Karla kam sich wie betäubt vor. Sie konnte nicht anders, als ihr Leben verfluchen. Was sie auch anfing, es lief schief. Dabei hatte sie sich auf eine schöne Zukunft gefreut.
Nach der Trauerfeier setzte sie sich ab und stapfte verbissen zwischen den Grabreihen zum Ausgang. Verden kam hinter ihr her.
»Ich möchte dir etwas sagen.«
»Das ist mir egal. Mir ist alles wurscht, verstehst du, zieh Leine. Geh fort, ich kann dich nicht mehr ertragen.«
Verden hatte Verständnis für diesen Ausbruch.
»Ich wollte dir nur sagen, wo Claudia ist, Karla.«
Sie blieb mit einem Ruck stehen. Ihre Augen glühten.

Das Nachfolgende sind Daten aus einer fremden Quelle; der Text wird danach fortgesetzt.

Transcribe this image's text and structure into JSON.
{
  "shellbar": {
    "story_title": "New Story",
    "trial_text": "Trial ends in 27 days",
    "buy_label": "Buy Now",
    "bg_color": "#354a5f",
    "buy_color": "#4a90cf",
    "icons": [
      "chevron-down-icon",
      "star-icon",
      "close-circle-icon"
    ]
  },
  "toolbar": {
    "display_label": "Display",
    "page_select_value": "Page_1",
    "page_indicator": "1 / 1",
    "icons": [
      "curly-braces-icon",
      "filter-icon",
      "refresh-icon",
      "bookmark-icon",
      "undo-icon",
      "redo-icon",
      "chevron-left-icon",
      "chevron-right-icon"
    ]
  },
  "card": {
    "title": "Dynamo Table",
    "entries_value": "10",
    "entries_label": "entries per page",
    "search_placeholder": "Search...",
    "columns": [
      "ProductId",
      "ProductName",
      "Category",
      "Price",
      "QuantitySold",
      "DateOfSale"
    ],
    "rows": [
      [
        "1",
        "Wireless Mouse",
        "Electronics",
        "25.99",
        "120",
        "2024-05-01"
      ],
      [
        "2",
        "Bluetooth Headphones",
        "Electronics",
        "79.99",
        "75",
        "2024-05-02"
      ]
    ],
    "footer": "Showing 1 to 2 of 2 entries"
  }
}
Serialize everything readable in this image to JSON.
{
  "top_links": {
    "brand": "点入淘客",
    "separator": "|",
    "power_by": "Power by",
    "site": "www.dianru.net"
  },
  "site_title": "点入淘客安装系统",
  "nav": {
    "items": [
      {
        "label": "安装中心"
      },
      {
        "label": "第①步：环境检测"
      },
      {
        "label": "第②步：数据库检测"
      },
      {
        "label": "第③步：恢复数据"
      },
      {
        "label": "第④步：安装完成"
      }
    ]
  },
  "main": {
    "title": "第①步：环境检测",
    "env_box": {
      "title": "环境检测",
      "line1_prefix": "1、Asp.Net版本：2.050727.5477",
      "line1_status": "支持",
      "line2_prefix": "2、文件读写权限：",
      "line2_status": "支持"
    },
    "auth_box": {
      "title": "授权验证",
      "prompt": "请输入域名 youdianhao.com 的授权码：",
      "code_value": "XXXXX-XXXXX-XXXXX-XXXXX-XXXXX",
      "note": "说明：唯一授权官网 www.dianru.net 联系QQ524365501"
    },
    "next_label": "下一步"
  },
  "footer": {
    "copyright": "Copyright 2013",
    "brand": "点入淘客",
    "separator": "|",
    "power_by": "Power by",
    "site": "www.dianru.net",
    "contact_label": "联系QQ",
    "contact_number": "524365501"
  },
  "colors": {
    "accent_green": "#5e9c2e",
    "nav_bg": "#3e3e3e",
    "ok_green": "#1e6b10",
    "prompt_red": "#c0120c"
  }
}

»Ich habe mich erkundigt, du darfst sie besuchen. Sie wissen Bescheid. Ich habe veranlasst, dass du vorgelassen wirst.«
Plötzlich war wieder ein dicker Kloß in ihrer Kehle.
Ihre Augen schwammen.
Das war so ungeheuerlich, sie brauchte eine Weile, ehe sie sprechen konnte.
»Das werde ich dir nie vergessen«, brachte sie mit brüchiger Stimme heraus.
»Komm, ich bringe dich heim.«
Der Regen rann über ihr Gesicht.
Schweigend brachte er sie zur Wohnung.
»Pass auf dich auf, Mädchen. Ich will dich nicht als Nächste im Schauhaus sehen.«
»Danke für alles!«
Sie presste seine Hand.
»Schon gut.«
13
Karla war richtig aufgeregt. Sie durfte Claudia besuchen. Damit hatte sie nicht gerechnet.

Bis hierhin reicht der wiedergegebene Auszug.